At the core of the role is having great instincts about customers, the product, and the problem space. But there are other key factors which are underappreciated in POs:

  • Empathy and rapport with developers
  • A willingness and interest in understanding technical limitations and tradeoffs
  • An understanding that they're not only responsible for the customer experience, but the long-term health of the technology it's built on

Looking back

I imagine for most people working there at this time, being the guinea pigs in a giant experiment might not have been the ideal work experience. Actually a lot of folks thrived, and did some amazing work. But some reeled from the unrelenting waves of change, and others understandably just threw in the towel.

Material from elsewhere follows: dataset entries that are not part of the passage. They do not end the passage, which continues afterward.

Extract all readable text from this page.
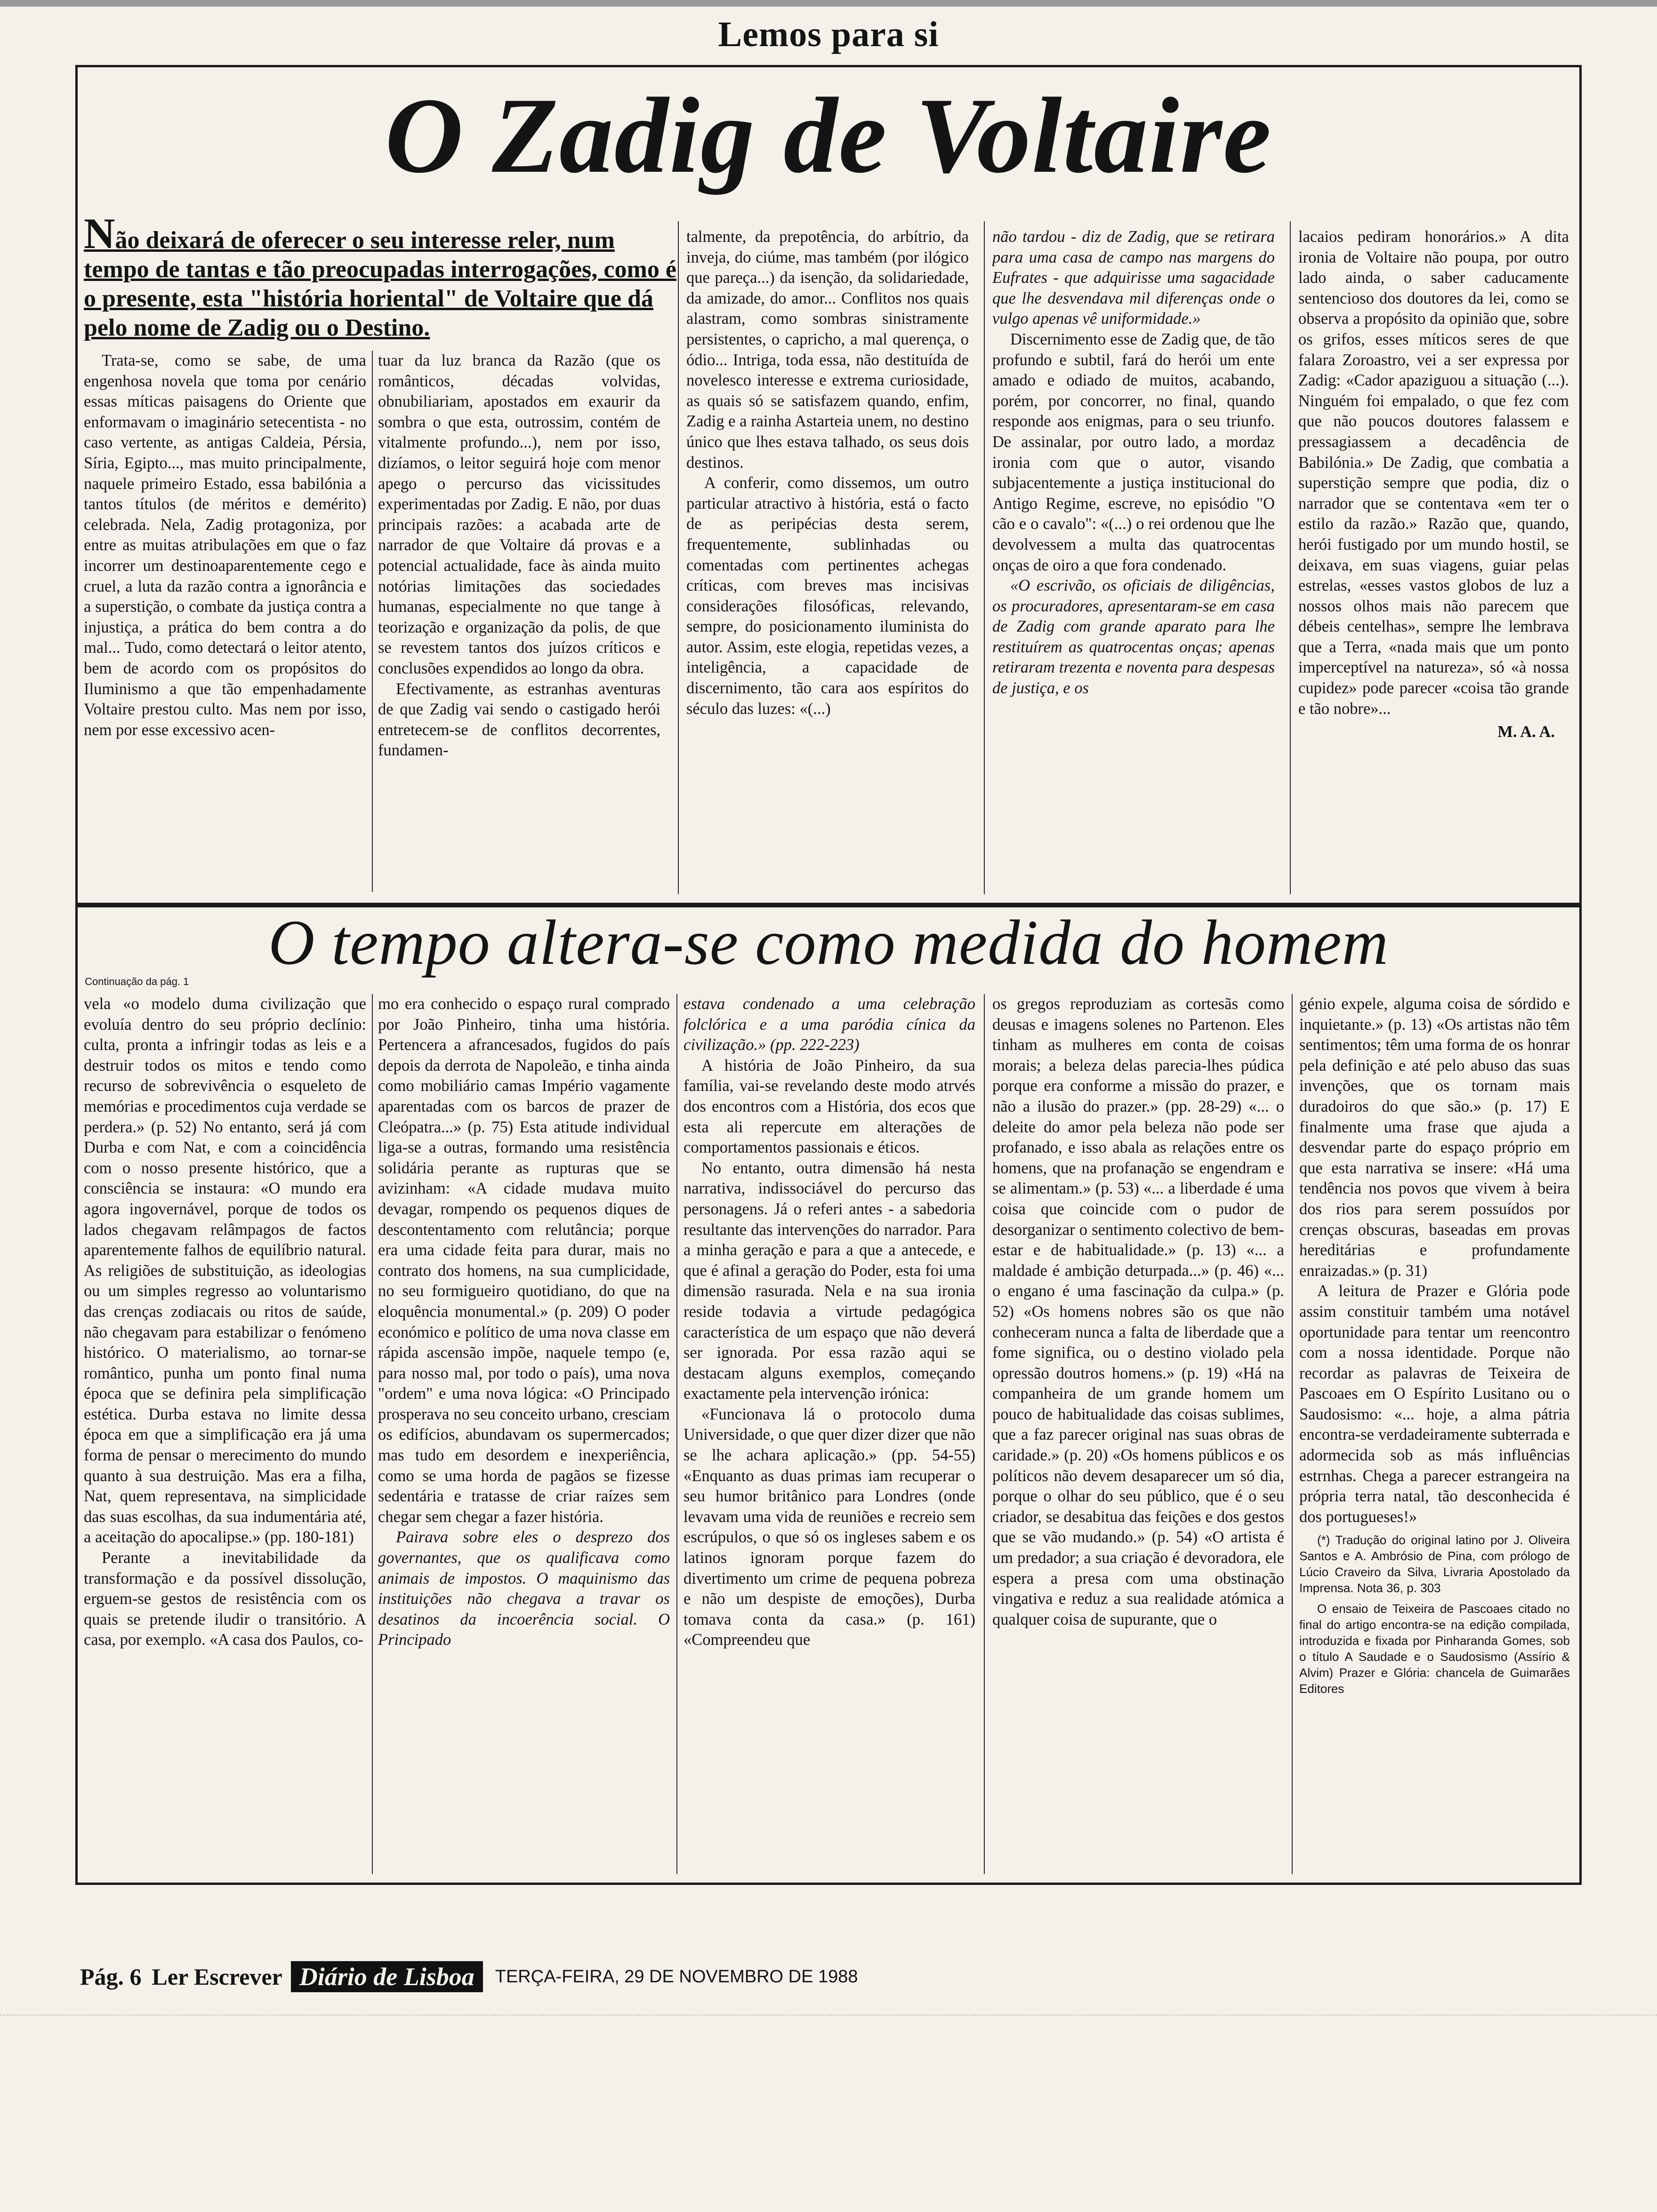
Lemos para si
O Zadig de Voltaire
Não deixará de oferecer o seu interesse reler, num tempo de tantas e tão preocupadas interrogações, como é o presente, esta "história horiental" de Voltaire que dá pelo nome de Zadig ou o Destino.

Trata-se, como se sabe, de uma engenhosa novela que toma por cenário essas míticas paisagens do Oriente que enformavam o imaginário setecentista - no caso vertente, as antigas Caldeia, Pérsia, Síria, Egipto..., mas muito principalmente, naquele primeiro Estado, essa babilónia a tantos títulos (de méritos e demérito) celebrada. Nela, Zadig protagoniza, por entre as muitas atribulações em que o faz incorrer um destinoaparentemente cego e cruel, a luta da razão contra a ignorância e a superstição, o combate da justiça contra a injustiça, a prática do bem contra a do mal... Tudo, como detectará o leitor atento, bem de acordo com os propósitos do Iluminismo a que tão empenhadamente Voltaire prestou culto. Mas nem por isso, nem por esse excessivo acen-

tuar da luz branca da Razão (que os românticos, décadas volvidas, obnubiliariam, apostados em exaurir da sombra o que esta, outrossim, contém de vitalmente profundo...), nem por isso, dizíamos, o leitor seguirá hoje com menor apego o percurso das vicissitudes experimentadas por Zadig. E não, por duas principais razões: a acabada arte de narrador de que Voltaire dá provas e a potencial actualidade, face às ainda muito notórias limitações das sociedades humanas, especialmente no que tange à teorização e organização da polis, de que se revestem tantos dos juízos críticos e conclusões expendidos ao longo da obra.

Efectivamente, as estranhas aventuras de que Zadig vai sendo o castigado herói entretecem-se de conflitos decorrentes, fundamen-

talmente, da prepotência, do arbítrio, da inveja, do ciúme, mas também (por ilógico que pareça...) da isenção, da solidariedade, da amizade, do amor... Conflitos nos quais alastram, como sombras sinistramente persistentes, o capricho, a mal querença, o ódio... Intriga, toda essa, não destituída de novelesco interesse e extrema curiosidade, as quais só se satisfazem quando, enfim, Zadig e a rainha Astarteia unem, no destino único que lhes estava talhado, os seus dois destinos.

A conferir, como dissemos, um outro particular atractivo à história, está o facto de as peripécias desta serem, frequentemente, sublinhadas ou comentadas com pertinentes achegas críticas, com breves mas incisivas considerações filosóficas, relevando, sempre, do posicionamento iluminista do autor. Assim, este elogia, repetidas vezes, a inteligência, a capacidade de discernimento, tão cara aos espíritos do século das luzes: «(...)

não tardou - diz de Zadig, que se retirara para uma casa de campo nas margens do Eufrates - que adquirisse uma sagacidade que lhe desvendava mil diferenças onde o vulgo apenas vê uniformidade.»

Discernimento esse de Zadig que, de tão profundo e subtil, fará do herói um ente amado e odiado de muitos, acabando, porém, por concorrer, no final, quando responde aos enigmas, para o seu triunfo. De assinalar, por outro lado, a mordaz ironia com que o autor, visando subjacentemente a justiça institucional do Antigo Regime, escreve, no episódio "O cão e o cavalo": «(...) o rei ordenou que lhe devolvessem a multa das quatrocentas onças de oiro a que fora condenado.

«O escrivão, os oficiais de diligências, os procuradores, apresentaram-se em casa de Zadig com grande aparato para lhe restituírem as quatrocentas onças; apenas retiraram trezenta e noventa para despesas de justiça, e os

lacaios pediram honorários.» A dita ironia de Voltaire não poupa, por outro lado ainda, o saber caducamente sentencioso dos doutores da lei, como se observa a propósito da opinião que, sobre os grifos, esses míticos seres de que falara Zoroastro, vei a ser expressa por Zadig: «Cador apaziguou a situação (...). Ninguém foi empalado, o que fez com que não poucos doutores falassem e pressagiassem a decadência de Babilónia.» De Zadig, que combatia a superstição sempre que podia, diz o narrador que se contentava «em ter o estilo da razão.» Razão que, quando, herói fustigado por um mundo hostil, se deixava, em suas viagens, guiar pelas estrelas, «esses vastos globos de luz a nossos olhos mais não parecem que débeis centelhas», sempre lhe lembrava que a Terra, «nada mais que um ponto imperceptível na natureza», só «à nossa cupidez» pode parecer «coisa tão grande e tão nobre»...

M. A. A.

O tempo altera-se como medida do homem
Continuação da pág. 1

vela «o modelo duma civilização que evoluía dentro do seu próprio declínio: culta, pronta a infringir todas as leis e a destruir todos os mitos e tendo como recurso de sobrevivência o esqueleto de memórias e procedimentos cuja verdade se perdera.» (p. 52) No entanto, será já com Durba e com Nat, e com a coincidência com o nosso presente histórico, que a consciência se instaura: «O mundo era agora ingovernável, porque de todos os lados chegavam relâmpagos de factos aparentemente falhos de equilíbrio natural. As religiões de substituição, as ideologias ou um simples regresso ao voluntarismo das crenças zodiacais ou ritos de saúde, não chegavam para estabilizar o fenómeno histórico. O materialismo, ao tornar-se romântico, punha um ponto final numa época que se definira pela simplificação estética. Durba estava no limite dessa época em que a simplificação era já uma forma de pensar o merecimento do mundo quanto à sua destruição. Mas era a filha, Nat, quem representava, na simplicidade das suas escolhas, da sua indumentária até, a aceitação do apocalipse.» (pp. 180-181)

Perante a inevitabilidade da transformação e da possível dissolução, erguem-se gestos de resistência com os quais se pretende iludir o transitório. A casa, por exemplo. «A casa dos Paulos, co-

mo era conhecido o espaço rural comprado por João Pinheiro, tinha uma história. Pertencera a afrancesados, fugidos do país depois da derrota de Napoleão, e tinha ainda como mobiliário camas Império vagamente aparentadas com os barcos de prazer de Cleópatra...» (p. 75) Esta atitude individual liga-se a outras, formando uma resistência solidária perante as rupturas que se avizinham: «A cidade mudava muito devagar, rompendo os pequenos diques de descontentamento com relutância; porque era uma cidade feita para durar, mais no contrato dos homens, na sua cumplicidade, no seu formigueiro quotidiano, do que na eloquência monumental.» (p. 209) O poder económico e político de uma nova classe em rápida ascensão impõe, naquele tempo (e, para nosso mal, por todo o país), uma nova "ordem" e uma nova lógica: «O Principado prosperava no seu conceito urbano, cresciam os edifícios, abundavam os supermercados; mas tudo em desordem e inexperiência, como se uma horda de pagãos se fizesse sedentária e tratasse de criar raízes sem chegar sem chegar a fazer história.

Pairava sobre eles o desprezo dos governantes, que os qualificava como animais de impostos. O maquinismo das instituições não chegava a travar os desatinos da incoerência social. O Principado

estava condenado a uma celebração folclórica e a uma paródia cínica da civilização.» (pp. 222-223)

A história de João Pinheiro, da sua família, vai-se revelando deste modo atrvés dos encontros com a História, dos ecos que esta ali repercute em alterações de comportamentos passionais e éticos.

No entanto, outra dimensão há nesta narrativa, indissociável do percurso das personagens. Já o referi antes - a sabedoria resultante das intervenções do narrador. Para a minha geração e para a que a antecede, e que é afinal a geração do Poder, esta foi uma dimensão rasurada. Nela e na sua ironia reside todavia a virtude pedagógica característica de um espaço que não deverá ser ignorada. Por essa razão aqui se destacam alguns exemplos, começando exactamente pela intervenção irónica:

«Funcionava lá o protocolo duma Universidade, o que quer dizer dizer que não se lhe achara aplicação.» (pp. 54-55) «Enquanto as duas primas iam recuperar o seu humor britânico para Londres (onde levavam uma vida de reuniões e recreio sem escrúpulos, o que só os ingleses sabem e os latinos ignoram porque fazem do divertimento um crime de pequena pobreza e não um despiste de emoções), Durba tomava conta da casa.» (p. 161) «Compreendeu que

os gregos reproduziam as cortesãs como deusas e imagens solenes no Partenon. Eles tinham as mulheres em conta de coisas morais; a beleza delas parecia-lhes púdica porque era conforme a missão do prazer, e não a ilusão do prazer.» (pp. 28-29) «... o deleite do amor pela beleza não pode ser profanado, e isso abala as relações entre os homens, que na profanação se engendram e se alimentam.» (p. 53) «... a liberdade é uma coisa que coincide com o pudor de desorganizar o sentimento colectivo de bem-estar e de habitualidade.» (p. 13) «... a maldade é ambição deturpada...» (p. 46) «... o engano é uma fascinação da culpa.» (p. 52) «Os homens nobres são os que não conheceram nunca a falta de liberdade que a fome significa, ou o destino violado pela opressão doutros homens.» (p. 19) «Há na companheira de um grande homem um pouco de habitualidade das coisas sublimes, que a faz parecer original nas suas obras de caridade.» (p. 20) «Os homens públicos e os políticos não devem desaparecer um só dia, porque o olhar do seu público, que é o seu criador, se desabitua das feições e dos gestos que se vão mudando.» (p. 54) «O artista é um predador; a sua criação é devoradora, ele espera a presa com uma obstinação vingativa e reduz a sua realidade atómica a qualquer coisa de supurante, que o

génio expele, alguma coisa de sórdido e inquietante.» (p. 13) «Os artistas não têm sentimentos; têm uma forma de os honrar pela definição e até pelo abuso das suas invenções, que os tornam mais duradoiros do que são.» (p. 17) E finalmente uma frase que ajuda a desvendar parte do espaço próprio em que esta narrativa se insere: «Há uma tendência nos povos que vivem à beira dos rios para serem possuídos por crenças obscuras, baseadas em provas hereditárias e profundamente enraizadas.» (p. 31)

A leitura de Prazer e Glória pode assim constituir também uma notável oportunidade para tentar um reencontro com a nossa identidade. Porque não recordar as palavras de Teixeira de Pascoaes em O Espírito Lusitano ou o Saudosismo: «... hoje, a alma pátria encontra-se verdadeiramente subterrada e adormecida sob as más influências estrnhas. Chega a parecer estrangeira na própria terra natal, tão desconhecida é dos portugueses!»

(*) Tradução do original latino por J. Oliveira Santos e A. Ambrósio de Pina, com prólogo de Lúcio Craveiro da Silva, Livraria Apostolado da Imprensa. Nota 36, p. 303

O ensaio de Teixeira de Pascoaes citado no final do artigo encontra-se na edição compilada, introduzida e fixada por Pinharanda Gomes, sob o título A Saudade e o Saudosismo (Assírio & Alvim) Prazer e Glória: chancela de Guimarães Editores

Pág. 6 Ler Escrever Diário de Lisboa	TERÇA-FEIRA, 29 DE NOVEMBRO DE 1988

For me, though, it was very different. I got to see all this from a birds-eye view, but also on the ground, since I spent time with nearly every team. It was a bit like watching a whirlwind from inside- it gave me a sense of how seemingly small, well-meaning and thoughtful inputs can have huge, unintended effects that ripple across the whole system.

Like a lot of younger engineers, I used to occasionally express casual and flippant disregard for out-of-touch upper management. OK, admittedly I still might feel this way from time to time, but this experience left me with a very different understanding of what it takes to manage a large engineering organization, gave me a dose of humility and appreciation for how challenging it is.

I'm incredibly thankful to Erin for taking me with her on this journey- I really couldn't have had more learning jam-packed into a few short years of my life.